In this study, I sought to learn how members of college women’s choirs feel about
their choir and women’s choirs in general. Singers from 19 institutions in the American
Choral Directors Association Southern division participated. From the potential survey
population (n=986), 302 respondents participated (response rate = 28%).
These research questions guided this study:
1. How do current members of college women’s choirs feel their choir is
perceived compared to other types of choirs at their college or university and
in their community?
2. How do current members of college women’s choirs feel about singing in this
group? About women’s choirs in general?
A researcher-developed survey instrument was used to gather demographic
information and other data related to the research questions. After a pilot study, the
survey was edited for clarity. The director of choral activities and the director of the
women’s choir at each institution was contacted via email. The schools that agreed to
participate received the link to the survey and an email script to send to students. Two
weeks later, a follow-up email was sent with the same materials. Two weeks after that,
the survey window closed. The data were collected and analyzed for frequency and
percentage. While analysis of variance (ANOVA) tests found no significant differences,
the analysis of some of the independent variables, especially those having to do with the
age and experience of the singers, were highly suggestive.

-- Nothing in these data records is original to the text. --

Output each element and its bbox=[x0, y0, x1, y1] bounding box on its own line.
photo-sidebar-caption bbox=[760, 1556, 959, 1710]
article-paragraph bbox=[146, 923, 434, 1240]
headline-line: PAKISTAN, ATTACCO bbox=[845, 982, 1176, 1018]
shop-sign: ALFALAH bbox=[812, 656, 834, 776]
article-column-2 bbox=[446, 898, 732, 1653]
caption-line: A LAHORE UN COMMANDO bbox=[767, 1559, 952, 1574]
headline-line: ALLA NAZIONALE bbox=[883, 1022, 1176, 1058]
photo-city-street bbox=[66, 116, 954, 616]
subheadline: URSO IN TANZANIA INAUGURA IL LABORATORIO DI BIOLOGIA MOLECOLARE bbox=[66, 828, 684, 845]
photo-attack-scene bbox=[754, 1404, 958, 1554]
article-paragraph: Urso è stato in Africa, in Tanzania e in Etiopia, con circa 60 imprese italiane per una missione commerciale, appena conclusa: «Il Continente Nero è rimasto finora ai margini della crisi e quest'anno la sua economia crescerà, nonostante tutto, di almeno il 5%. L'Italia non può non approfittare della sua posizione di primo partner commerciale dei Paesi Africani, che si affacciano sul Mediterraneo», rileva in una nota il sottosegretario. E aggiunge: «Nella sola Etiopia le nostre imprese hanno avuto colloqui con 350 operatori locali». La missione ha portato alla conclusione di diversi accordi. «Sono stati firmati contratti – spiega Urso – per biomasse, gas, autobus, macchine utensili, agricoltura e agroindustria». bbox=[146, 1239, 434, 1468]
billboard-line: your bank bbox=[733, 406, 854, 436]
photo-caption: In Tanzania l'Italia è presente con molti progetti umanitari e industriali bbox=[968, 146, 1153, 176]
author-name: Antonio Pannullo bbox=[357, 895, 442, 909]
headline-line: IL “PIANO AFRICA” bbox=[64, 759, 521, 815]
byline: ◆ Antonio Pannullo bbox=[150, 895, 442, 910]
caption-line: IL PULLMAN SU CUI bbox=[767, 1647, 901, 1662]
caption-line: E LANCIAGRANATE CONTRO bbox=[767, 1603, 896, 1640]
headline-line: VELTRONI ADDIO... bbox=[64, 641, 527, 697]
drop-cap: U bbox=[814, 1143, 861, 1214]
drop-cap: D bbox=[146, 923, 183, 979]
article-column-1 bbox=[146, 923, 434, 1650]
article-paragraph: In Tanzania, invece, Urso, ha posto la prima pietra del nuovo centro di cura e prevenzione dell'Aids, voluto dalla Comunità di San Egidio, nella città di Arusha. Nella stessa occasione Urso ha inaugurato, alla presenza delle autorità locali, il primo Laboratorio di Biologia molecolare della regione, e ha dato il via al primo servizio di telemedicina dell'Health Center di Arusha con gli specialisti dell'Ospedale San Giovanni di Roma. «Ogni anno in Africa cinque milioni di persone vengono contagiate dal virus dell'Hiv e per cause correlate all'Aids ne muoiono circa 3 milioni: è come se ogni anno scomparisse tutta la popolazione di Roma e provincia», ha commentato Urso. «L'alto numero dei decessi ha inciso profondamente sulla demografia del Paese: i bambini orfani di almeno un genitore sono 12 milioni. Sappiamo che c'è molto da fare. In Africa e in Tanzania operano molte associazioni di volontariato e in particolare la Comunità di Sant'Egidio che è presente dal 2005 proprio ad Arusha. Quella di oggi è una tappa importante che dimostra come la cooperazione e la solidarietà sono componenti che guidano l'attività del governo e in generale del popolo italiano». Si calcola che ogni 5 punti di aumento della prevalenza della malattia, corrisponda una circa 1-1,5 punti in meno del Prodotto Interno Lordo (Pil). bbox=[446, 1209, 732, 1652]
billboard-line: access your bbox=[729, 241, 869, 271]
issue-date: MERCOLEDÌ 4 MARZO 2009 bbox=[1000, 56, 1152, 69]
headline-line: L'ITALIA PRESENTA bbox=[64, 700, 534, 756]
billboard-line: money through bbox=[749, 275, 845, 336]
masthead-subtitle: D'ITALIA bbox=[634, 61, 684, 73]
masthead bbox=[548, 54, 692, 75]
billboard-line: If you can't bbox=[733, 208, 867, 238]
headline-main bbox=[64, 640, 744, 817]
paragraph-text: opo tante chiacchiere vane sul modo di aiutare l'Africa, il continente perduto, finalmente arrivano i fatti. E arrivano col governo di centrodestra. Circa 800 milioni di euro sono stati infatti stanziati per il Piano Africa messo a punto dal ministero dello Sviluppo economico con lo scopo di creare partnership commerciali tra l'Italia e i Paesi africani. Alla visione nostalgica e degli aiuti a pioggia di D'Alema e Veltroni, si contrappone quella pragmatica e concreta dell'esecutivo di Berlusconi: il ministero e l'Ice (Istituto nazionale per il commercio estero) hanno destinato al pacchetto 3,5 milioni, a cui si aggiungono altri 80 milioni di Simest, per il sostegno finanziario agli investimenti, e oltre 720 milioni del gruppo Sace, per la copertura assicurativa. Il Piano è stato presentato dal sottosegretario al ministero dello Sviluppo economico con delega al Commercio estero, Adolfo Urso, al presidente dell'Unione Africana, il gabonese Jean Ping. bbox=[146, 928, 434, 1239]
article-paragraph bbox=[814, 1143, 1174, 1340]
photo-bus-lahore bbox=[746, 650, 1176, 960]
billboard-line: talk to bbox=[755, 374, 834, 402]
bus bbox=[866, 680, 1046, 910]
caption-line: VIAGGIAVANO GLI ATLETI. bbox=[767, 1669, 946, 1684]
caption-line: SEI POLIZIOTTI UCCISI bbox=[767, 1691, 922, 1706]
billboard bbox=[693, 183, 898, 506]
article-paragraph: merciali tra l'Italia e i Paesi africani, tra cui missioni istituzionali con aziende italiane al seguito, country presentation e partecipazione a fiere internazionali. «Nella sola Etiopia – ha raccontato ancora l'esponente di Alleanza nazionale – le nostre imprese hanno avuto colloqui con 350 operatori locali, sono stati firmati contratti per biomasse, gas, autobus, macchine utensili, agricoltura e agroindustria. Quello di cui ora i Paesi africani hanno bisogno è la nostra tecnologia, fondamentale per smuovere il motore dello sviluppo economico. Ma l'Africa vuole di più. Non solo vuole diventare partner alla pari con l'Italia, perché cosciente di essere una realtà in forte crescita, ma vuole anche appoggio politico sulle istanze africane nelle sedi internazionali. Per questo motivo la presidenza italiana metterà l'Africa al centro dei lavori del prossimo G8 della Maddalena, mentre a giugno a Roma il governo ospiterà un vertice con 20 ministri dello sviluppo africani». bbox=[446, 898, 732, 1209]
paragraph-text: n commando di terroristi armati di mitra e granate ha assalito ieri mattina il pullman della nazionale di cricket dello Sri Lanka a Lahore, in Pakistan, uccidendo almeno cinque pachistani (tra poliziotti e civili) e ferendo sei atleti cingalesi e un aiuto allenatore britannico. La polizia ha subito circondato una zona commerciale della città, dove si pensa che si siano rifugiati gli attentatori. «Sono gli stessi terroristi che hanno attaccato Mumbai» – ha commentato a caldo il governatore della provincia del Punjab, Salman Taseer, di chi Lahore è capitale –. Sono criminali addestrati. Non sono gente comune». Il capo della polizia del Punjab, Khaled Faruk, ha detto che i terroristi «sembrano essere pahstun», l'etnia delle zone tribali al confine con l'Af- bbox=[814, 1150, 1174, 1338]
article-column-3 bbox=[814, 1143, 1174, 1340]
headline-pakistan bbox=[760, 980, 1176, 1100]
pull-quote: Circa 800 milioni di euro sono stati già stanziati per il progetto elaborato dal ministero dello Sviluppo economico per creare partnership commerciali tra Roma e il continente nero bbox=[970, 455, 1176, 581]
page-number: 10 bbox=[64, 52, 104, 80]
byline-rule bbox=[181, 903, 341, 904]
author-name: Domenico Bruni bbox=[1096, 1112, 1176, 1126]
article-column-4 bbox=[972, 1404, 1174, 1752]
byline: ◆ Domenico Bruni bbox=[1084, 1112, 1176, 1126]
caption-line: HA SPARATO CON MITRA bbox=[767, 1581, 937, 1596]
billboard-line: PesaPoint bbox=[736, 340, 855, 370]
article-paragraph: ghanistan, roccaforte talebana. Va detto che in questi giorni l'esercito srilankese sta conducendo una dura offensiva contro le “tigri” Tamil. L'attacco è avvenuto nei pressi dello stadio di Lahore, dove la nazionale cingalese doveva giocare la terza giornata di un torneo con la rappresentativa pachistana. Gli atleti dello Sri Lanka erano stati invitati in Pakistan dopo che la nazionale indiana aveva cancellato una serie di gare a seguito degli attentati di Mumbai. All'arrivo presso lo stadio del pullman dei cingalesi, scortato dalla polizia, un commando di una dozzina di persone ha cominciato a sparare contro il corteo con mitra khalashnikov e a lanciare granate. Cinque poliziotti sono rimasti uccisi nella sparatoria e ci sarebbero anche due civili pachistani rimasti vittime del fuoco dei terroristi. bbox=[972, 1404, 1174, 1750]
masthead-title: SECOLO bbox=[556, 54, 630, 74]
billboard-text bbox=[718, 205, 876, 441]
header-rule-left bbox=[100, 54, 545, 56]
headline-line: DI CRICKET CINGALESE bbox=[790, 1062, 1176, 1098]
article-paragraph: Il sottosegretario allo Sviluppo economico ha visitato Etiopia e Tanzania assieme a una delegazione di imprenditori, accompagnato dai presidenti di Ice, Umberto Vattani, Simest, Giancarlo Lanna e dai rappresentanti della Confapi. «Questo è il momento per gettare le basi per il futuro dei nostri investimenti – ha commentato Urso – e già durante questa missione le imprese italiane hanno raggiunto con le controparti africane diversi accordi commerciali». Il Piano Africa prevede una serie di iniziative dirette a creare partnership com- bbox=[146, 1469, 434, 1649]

In this study, women’s choir members responded positively to statements about
the value of their choir within their institutions and communities. While respondents
often indicate that women’s choirs are seen as inferior to mixed choirs, they nevertheless
enjoy the repertoire they sing and like being challenged. Respondents answered
affirmatively in Likert-scale questions about their women’s choirs and women’s choirs in
general, but answered more critically in open-ended response questions about the same
topics. The survey results echo the findings of earlier studies, amplified by the choir
members’ own opinions. The data in this study offer clear means to ensure that all
students in all choirs are proud of their work and feel equally valued.